GILBERTO GIL, 80, A MÚSICA E A SABEDORIA

O contato seguinte foi com Gil Ministro, e seu exército de malucos belezas, que produziram a mais relevante revolução cultural do país, levando equipamentos audiovisuais para a selva, os quilombolas e tentando montar conselhos de músicos pelo país

Conheci a música de Gilberto Gil com meus primeiros acordes de violão. Tinha passado pelo piano e macaquinho e, adolescente, encontrara o melhor amigo, o violão.

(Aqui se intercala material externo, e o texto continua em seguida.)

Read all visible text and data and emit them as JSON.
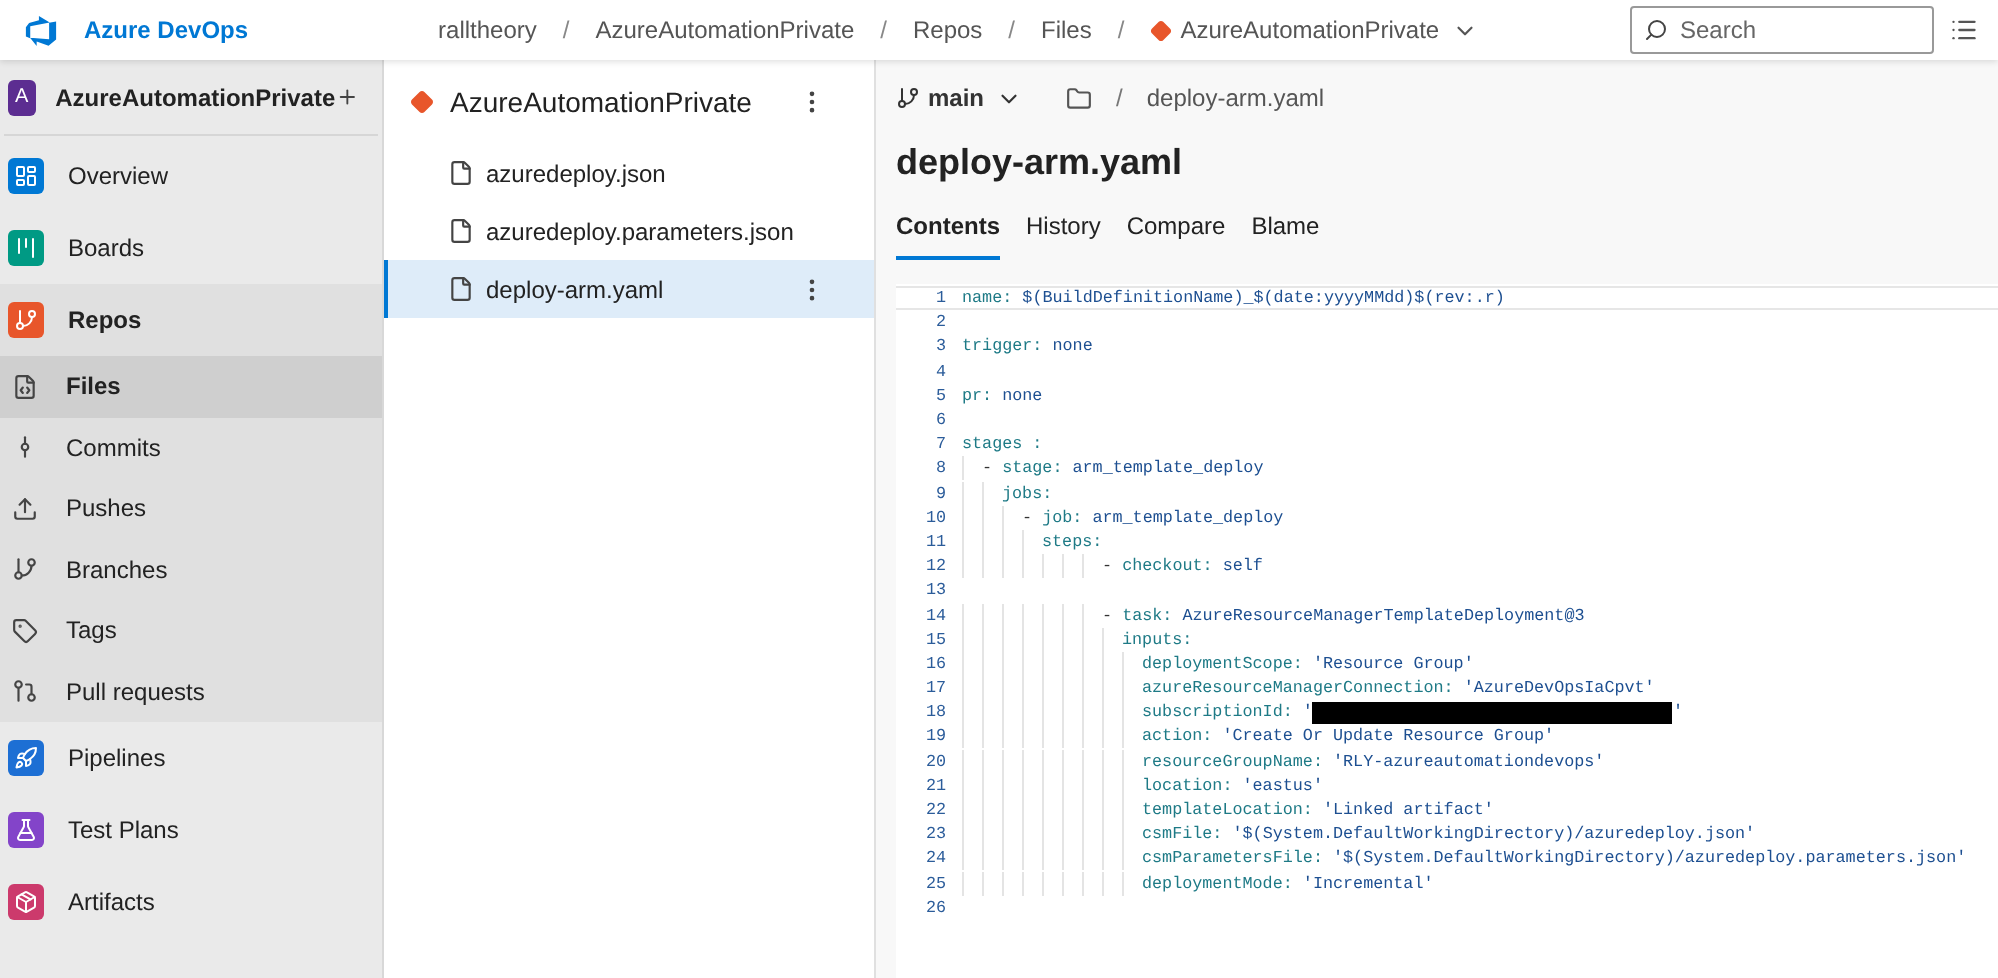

Os festivais começavam a explodir e a música de Gilberto Gil era o ponto de partida, “Água de Menino”, “Procissão”.

Tentei até umas composições capengas, inspirado em “Procissão”: “a minha mãe me falou / conselho de mãe sempre é sábio / trabalha, trabalha mesmo / desde o amanhã até o anoitecer / que o padre disse que há um céu”. Lembro até hoje a emoção do meu avô Issa, julgando que fosse uma cantiga de paz do adolescente rebelde com a mãe.

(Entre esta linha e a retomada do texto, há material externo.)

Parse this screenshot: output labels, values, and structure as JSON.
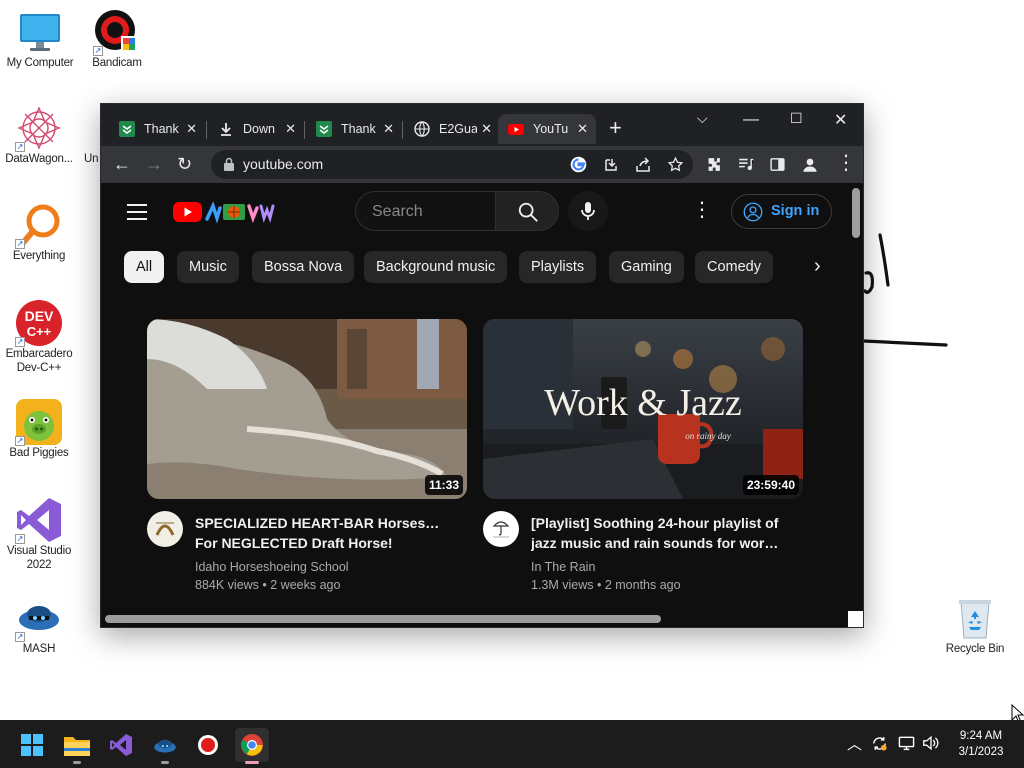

Com poucas informações circulando, íamos colhendo informações de Gil aos poucos. Alguém disse que ele era executivo da Gessy Lever em Valinhos. Nem sei se era fato. O que sei é que a noite em que apresentou “Domingo no Parque”, no Festival da Record, foi inesquecível.

Fomos assistir o festival na casa do Celso Sanseverino e da esposa Tutu, um casarão quatrocentão de São João da Boa Vista. Muito uísque antes ou, pelo menos, o suficiente para embriagar os jovens adolescentes presentes. Bêbado ou não, a música foi uma pancada, uma ópera nordestina. Não havia termos de comparação com as demais músicas, apesar das muitas obras-primas da apresentação. Era uma ópera sertaneja.

Depois, teve a fase da Tropicália, até a fuga para a Inglaterra, fugindo da ditadura. Naquele ano de 1969, Rogério Duprat não pode comparecer ao Festival de Poços de Caldas, como jurado, por estar envolvido com o disco dos baianos, gravados rapidamente antes do exílio.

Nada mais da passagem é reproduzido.